Online tax records revisited

I got this e-mail today:

Just read your blog (the note on the publishing of income tax records online in Norway) and I was wondering if you would mind lending me a hand.

I studied in Norway for less than a year, as part of a masters program. I recently googled my name, and my age and income (which was zero!) comes in in links from dn.no and skatt.na24.no. From reading your blog I gathered that this practice came to be in this decade and that it has been debated. Would you let me know if you are aware of any way to have this information become guarded from the internet? Or has it been decided that it’s something that will remain public and searchable online?

I have no problem with someone from Norway accessing this information in a public database, but it strikes me as odd that anyone around the world will have this information come up readily as soon as they google my name.

Here’s what I wrote about this in 2003 – jeez, has it been that long? Contrary to what I expected at the time, the practice has continued. It continues because the opposition to it is based on quaint principles like privacy, while the supporters have fun and curiosity on their side. No contest.

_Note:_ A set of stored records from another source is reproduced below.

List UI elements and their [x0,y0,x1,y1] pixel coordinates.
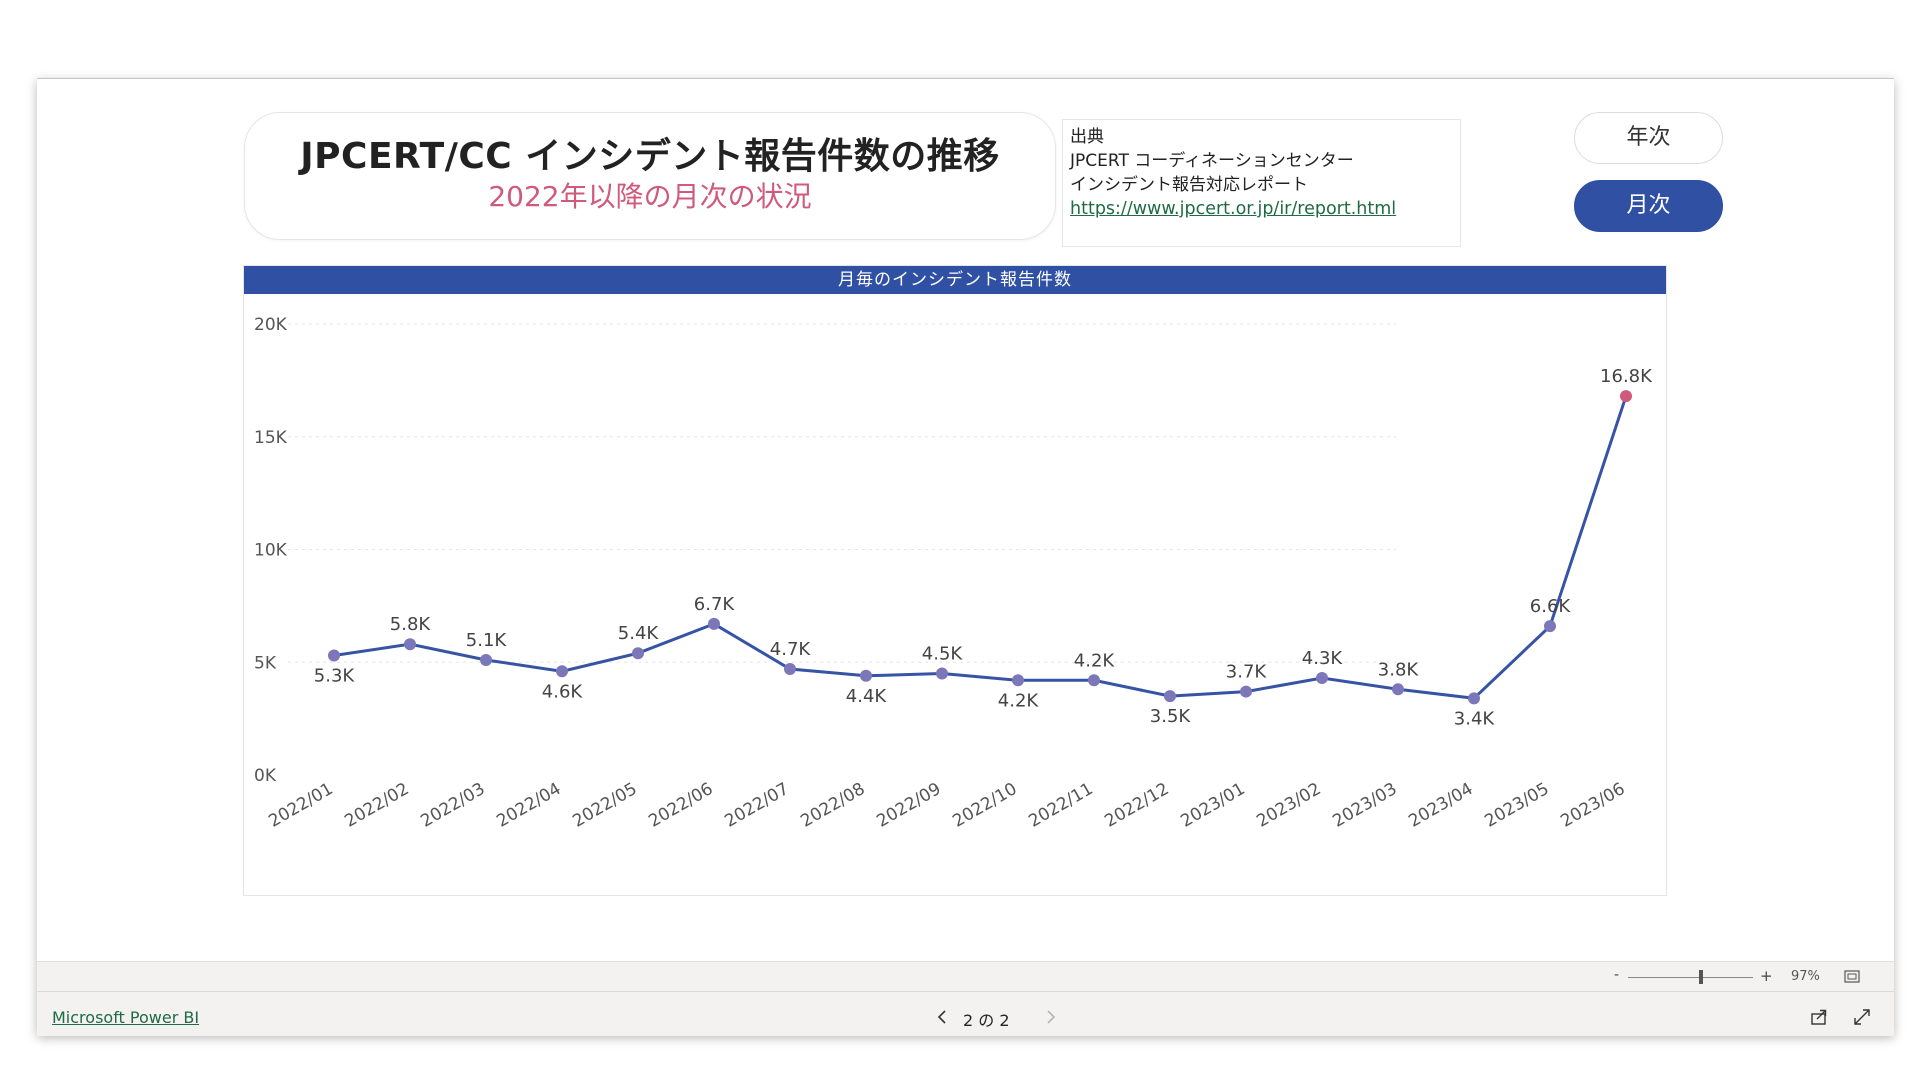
data-point [480,653,492,666]
y-tick-label: 15K [254,428,288,448]
x-tick-label: 2022/11 [1025,779,1096,832]
data-label: 4.3K [1302,648,1344,669]
data-label: 3.8K [1378,659,1420,680]
expand-icon[interactable] [1852,1007,1872,1027]
source-url-link[interactable]: https://www.jpcert.or.jp/ir/report.html [1070,199,1397,219]
data-label: 3.5K [1150,706,1192,727]
data-label: 5.3K [314,665,356,686]
data-point [404,638,416,651]
data-label: 4.4K [846,686,888,707]
data-point [860,669,872,682]
y-tick-label: 5K [254,653,277,673]
zoom-slider-track[interactable] [1628,977,1753,978]
data-label: 6.6K [1530,596,1572,617]
x-tick-label: 2023/04 [1405,779,1476,832]
x-tick-label: 2023/02 [1253,779,1324,832]
x-tick-label: 2022/09 [873,779,944,832]
zoom-slider-thumb[interactable] [1699,970,1703,984]
data-point [1012,674,1024,687]
data-point [1392,683,1404,696]
data-label: 6.7K [694,594,736,615]
data-label: 4.5K [922,644,964,665]
monthly-toggle-button[interactable]: 月次 [1574,180,1723,232]
bottom-bar: - + 97% Microsoft Power BI 2 の 2 [37,961,1894,1036]
x-tick-label: 2022/03 [417,779,488,832]
powerbi-link[interactable]: Microsoft Power BI [52,1008,200,1027]
data-label: 4.2K [1074,650,1116,671]
x-tick-label: 2022/05 [569,779,640,832]
data-point [1240,685,1252,698]
data-label: 5.4K [618,623,660,644]
chevron-left-icon[interactable] [932,1007,952,1027]
data-point [784,663,796,676]
data-label: 16.8K [1600,366,1653,387]
report-title: JPCERT/CC インシデント報告件数の推移 [300,136,1000,177]
data-label: 3.4K [1454,708,1496,729]
zoom-row: - + 97% [37,962,1894,992]
data-label: 3.7K [1226,662,1268,683]
x-tick-label: 2022/06 [645,779,716,832]
zoom-level: 97% [1791,969,1820,984]
data-point [632,647,644,660]
x-tick-label: 2022/08 [797,779,868,832]
x-tick-label: 2022/04 [493,779,564,832]
chevron-right-icon[interactable] [1041,1007,1061,1027]
data-label: 4.7K [770,639,812,660]
x-tick-label: 2023/01 [1177,779,1248,832]
data-point [556,665,568,678]
data-point [1316,672,1328,685]
report-frame: JPCERT/CC インシデント報告件数の推移 2022年以降の月次の状況 出典… [37,78,1894,1036]
data-label: 5.8K [390,614,432,635]
x-tick-label: 2022/02 [341,779,412,832]
source-org: JPCERT コーディネーションセンター [1070,151,1354,171]
data-point [1468,692,1480,705]
x-tick-label: 2022/10 [949,779,1020,832]
source-label: 出典 [1070,127,1104,147]
series-line [333,395,1628,700]
data-point [1544,620,1556,633]
share-icon[interactable] [1809,1007,1829,1027]
data-point [1088,674,1100,687]
data-label: 5.1K [466,630,508,651]
report-canvas: JPCERT/CC インシデント報告件数の推移 2022年以降の月次の状況 出典… [37,79,1894,961]
data-point [708,617,720,630]
x-tick-label: 2023/05 [1481,779,1552,832]
page-indicator: 2 の 2 [963,1011,1010,1030]
data-label: 4.6K [542,681,584,702]
source-card: 出典 JPCERT コーディネーションセンター インシデント報告対応レポート h… [1062,119,1461,247]
zoom-out-button[interactable]: - [1614,967,1620,983]
report-subtitle: 2022年以降の月次の状況 [488,180,812,213]
x-tick-label: 2023/03 [1329,779,1400,832]
highlight-point [1620,390,1632,403]
source-report: インシデント報告対応レポート [1070,175,1308,195]
bottom-divider [37,991,1894,992]
fit-to-page-icon[interactable] [1844,970,1860,984]
data-point [328,649,340,662]
y-tick-label: 0K [254,766,277,786]
y-tick-label: 10K [254,541,288,561]
chart-panel: 0K 5K 10K 15K 20K 2022/01 2022/02 2022/03 2022/… [243,265,1667,896]
chart-title: 月毎のインシデント報告件数 [244,266,1666,294]
data-label: 4.2K [998,690,1040,711]
title-card: JPCERT/CC インシデント報告件数の推移 2022年以降の月次の状況 [244,112,1056,240]
x-tick-label: 2023/06 [1557,779,1628,832]
data-point [936,667,948,680]
y-tick-label: 20K [254,315,288,335]
yearly-toggle-button[interactable]: 年次 [1574,112,1723,164]
zoom-in-button[interactable]: + [1760,967,1773,985]
x-tick-label: 2022/01 [265,779,336,832]
x-tick-label: 2022/12 [1101,779,1172,832]
x-tick-label: 2022/07 [721,779,792,832]
data-point [1164,690,1176,703]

So my reply: Nope. Sorry. But only the latest two years are displayed, so for this student who only lived here a year they should go away eventually.

3 Responses to Online tax records revisited

  1. Bernt says:

    It doesn’t really help if only the two last years are displayed at the tax department, when all the newspapers leave the data online forever. For some years, when we had a center-right government, these records were only allowed to be made available for two weeks, but with the current labor/socialist government, they are available all year again.

    I am principally against them, and despite some attempts at a grass roots campaign (www.neitilskattelister.no) the practice just don’t seem to go away. It’s bad enough that everything you ever said or did or was accused of online can be googled… why add more injury to privacy by publishing tax records? Compared to other privacy problems that come with the internet, this one is easily avoided.

  2. Bjørn Stærk says:

    Can you actually find your old tax records? I could only find data for 2006 and 2007.

    Also, there’s a difference between what you can find if you enter a name into a search form, and what appears if you google someone. It may be there, but hard to find. In any case, I think it’s shocking that the newspaper are allowing these data to be crawled by search engines at all.

  3. Bernt says:

    Yeah, 2000, 2001, and 2002 are also available at several newspapers. I’m sure you can figure out how to find them.

    If this practice continues, you will be able to track people over quite some amount of time and get a somewhat good idea of their financial situation and how it has developed. Think excel sheets and graphs and figures.

    Luckily the numbers are skewed a bit by debt and deductions. If the purpose is to avoid tax fraud then its strange that they don’t post the full details (not that I want to give them any ideas).